# Need tagless, untraceable tees



## PoOP (Jul 3, 2006)

This is probably common knowledge to most of you. But, being new to the game, I'm looking for a reasonable wholesaler of tagless tees. Not the Hanes kind, already know about those. Tagless as in no identifiable way to trace the original maker so that I can heat transfer my own tag in without looking ironed-over. Any help would be appreciated. Or, if anyone ever has ironed over the Hanes, how did it work? Tryin' ta look pro-fesh-in-all, knahmeen? Thanks bunches.
Peace,
PoOP
P.S. Probably not supposed to make posts this long, but what are the best/cheapest heat transfer sheets for dark tees out that I can use with just an iron? Been using the Averys. Thanks again.


----------



## Solmu (Aug 15, 2005)

PoOP said:


> Tagless as in no identifiable way to trace the original maker so that I can heat transfer my own tag in without looking ironed-over.


There aren't any from any major brand or wholesaler (or minor one that I've heard of either).

One way or another you'll need to remove the previous tags.


----------



## PoOP (Jul 3, 2006)

Thanks. Just what I figured. As to my other question, though: ever ironed over one of the tagless Hanes, anyone?


----------



## Fluid (Jun 20, 2005)

I would not reccomend ironing over the tagless tags. There would be no gurantee that the transfer would adhere properly to the tag already there. 

Best bet is to have them removed. You can probably find an alterations shop locally that will do it for next to nothing.


----------



## StitchShoppe (Jun 1, 2006)

Is'nt it against the law to remove the country of origin from the tee? Or is that just if you replace it with a made in USA tag?


----------



## chris24net (Apr 28, 2006)

Article 1 shirts have a tear away tag.

"All garments feature “tear-away” labels for
easy, convenient removal, perfect for custom label placement."


----------



## Solmu (Aug 15, 2005)

StitchShoppe said:


> Is'nt it against the law to remove the country of origin from the tee? Or is that just if you replace it with a made in USA tag?


It's illegal to sell a shirt in the US without a clear (and accurate) country of origin on the front of a permanent label.
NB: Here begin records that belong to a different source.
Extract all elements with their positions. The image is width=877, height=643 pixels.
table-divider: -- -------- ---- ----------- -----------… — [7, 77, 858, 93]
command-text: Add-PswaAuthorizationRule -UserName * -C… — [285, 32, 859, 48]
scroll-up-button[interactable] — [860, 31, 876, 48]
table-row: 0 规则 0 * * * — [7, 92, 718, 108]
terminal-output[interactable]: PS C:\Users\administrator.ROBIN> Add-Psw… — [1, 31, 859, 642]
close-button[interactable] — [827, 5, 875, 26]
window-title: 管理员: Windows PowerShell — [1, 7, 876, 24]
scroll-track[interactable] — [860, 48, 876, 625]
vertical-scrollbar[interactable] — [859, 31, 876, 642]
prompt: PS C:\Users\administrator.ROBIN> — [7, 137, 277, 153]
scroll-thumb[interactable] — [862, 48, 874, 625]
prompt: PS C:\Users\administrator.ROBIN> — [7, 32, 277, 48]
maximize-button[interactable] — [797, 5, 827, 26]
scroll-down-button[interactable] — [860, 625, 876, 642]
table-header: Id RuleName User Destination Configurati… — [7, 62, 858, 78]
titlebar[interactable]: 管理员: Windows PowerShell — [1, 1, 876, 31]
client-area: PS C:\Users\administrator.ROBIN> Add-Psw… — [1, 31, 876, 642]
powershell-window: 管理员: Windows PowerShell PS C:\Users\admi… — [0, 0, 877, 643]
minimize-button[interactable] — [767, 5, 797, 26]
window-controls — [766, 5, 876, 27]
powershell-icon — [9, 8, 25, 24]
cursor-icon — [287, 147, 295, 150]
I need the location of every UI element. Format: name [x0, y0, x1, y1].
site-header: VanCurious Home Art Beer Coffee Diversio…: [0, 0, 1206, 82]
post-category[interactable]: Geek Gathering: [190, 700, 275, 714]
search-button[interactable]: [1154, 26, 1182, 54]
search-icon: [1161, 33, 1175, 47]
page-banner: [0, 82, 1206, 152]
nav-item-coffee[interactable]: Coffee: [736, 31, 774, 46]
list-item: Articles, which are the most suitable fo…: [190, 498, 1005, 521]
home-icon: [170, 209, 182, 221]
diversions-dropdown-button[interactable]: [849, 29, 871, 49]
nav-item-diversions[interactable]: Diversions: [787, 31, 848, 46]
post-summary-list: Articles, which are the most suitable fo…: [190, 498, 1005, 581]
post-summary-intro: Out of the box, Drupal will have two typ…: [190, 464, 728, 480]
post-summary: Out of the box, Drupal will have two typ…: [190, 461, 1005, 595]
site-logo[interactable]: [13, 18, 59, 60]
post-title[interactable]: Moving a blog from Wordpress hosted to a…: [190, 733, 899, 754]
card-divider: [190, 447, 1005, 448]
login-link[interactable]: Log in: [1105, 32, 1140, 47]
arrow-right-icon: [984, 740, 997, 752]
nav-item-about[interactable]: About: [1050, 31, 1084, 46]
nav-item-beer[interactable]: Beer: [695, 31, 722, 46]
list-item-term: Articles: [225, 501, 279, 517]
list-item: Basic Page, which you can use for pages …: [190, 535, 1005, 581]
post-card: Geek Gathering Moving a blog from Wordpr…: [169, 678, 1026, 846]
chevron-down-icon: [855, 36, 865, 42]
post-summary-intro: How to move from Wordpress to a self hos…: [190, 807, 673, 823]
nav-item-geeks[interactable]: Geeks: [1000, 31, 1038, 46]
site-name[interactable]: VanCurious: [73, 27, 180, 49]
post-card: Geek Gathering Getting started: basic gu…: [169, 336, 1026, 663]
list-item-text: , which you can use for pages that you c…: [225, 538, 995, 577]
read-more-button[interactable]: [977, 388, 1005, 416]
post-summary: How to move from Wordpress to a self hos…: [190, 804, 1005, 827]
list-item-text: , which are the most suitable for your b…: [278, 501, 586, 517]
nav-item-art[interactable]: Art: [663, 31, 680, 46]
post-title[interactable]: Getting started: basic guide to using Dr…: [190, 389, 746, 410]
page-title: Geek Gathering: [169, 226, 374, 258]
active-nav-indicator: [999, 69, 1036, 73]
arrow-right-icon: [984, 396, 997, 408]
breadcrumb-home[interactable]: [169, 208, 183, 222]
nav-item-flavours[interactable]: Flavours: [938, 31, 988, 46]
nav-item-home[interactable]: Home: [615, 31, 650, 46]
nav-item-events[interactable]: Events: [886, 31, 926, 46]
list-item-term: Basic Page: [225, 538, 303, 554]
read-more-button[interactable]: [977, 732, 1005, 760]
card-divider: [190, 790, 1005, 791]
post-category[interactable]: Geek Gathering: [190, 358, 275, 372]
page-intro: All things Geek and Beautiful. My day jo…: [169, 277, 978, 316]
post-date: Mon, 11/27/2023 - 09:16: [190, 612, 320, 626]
That doesn't mean it's illegal to remove the old label, you just have to replace it with the new one (and the new one can be printed in, it doesn't have to be a tag - just permanent, appropriate location and information, etc.).


----------



## PoOP (Jul 3, 2006)

Thanks, all. Very helpful and informative.


----------



## ramirjc (Jul 14, 2006)

Ok- I'm also a newbee and have the same question about purchasing shirts without labels in them. So I guess the best way to relabel the shirts would be to purchase even name brand shirts, have someone remove the labels with my own label, as long as it says where the shirt was made. Is this correct? If so, any ideas about a company that can do this. Like I said, I am new to this whole process and am just trying to get an idea off the ground.


----------



## Rodney (Nov 3, 2004)

> f so, any ideas about a company that can do this.


Lots of companies can do this  

You can try a local seamstress or call around to local screen printing companies (usually one with an embroidery department) and see if they can do it for you.

Some manufacturers will relabel their blanks at the factory if you buy enough. I know alternativeapparel, continental clothing and royal apparel does this. I think Jerico does this as well.


----------



## Solmu (Aug 15, 2005)

ramirjc said:


> as long as it says where the shirt was made.


That is one of many things the government requires be on the label - there are others.


----------



## melankomas (Aug 10, 2006)

Y'know, you may want to check out Army Surplus places. When I was issued my first set o' gear, complete with black t-shirts to wear under my BDUs, they had no identifying marks or tags at all. Of course, that would severely limit your color options (offhand: black, brown, green, and white), but that's the best I can come up with...

Cheers,

Mel


----------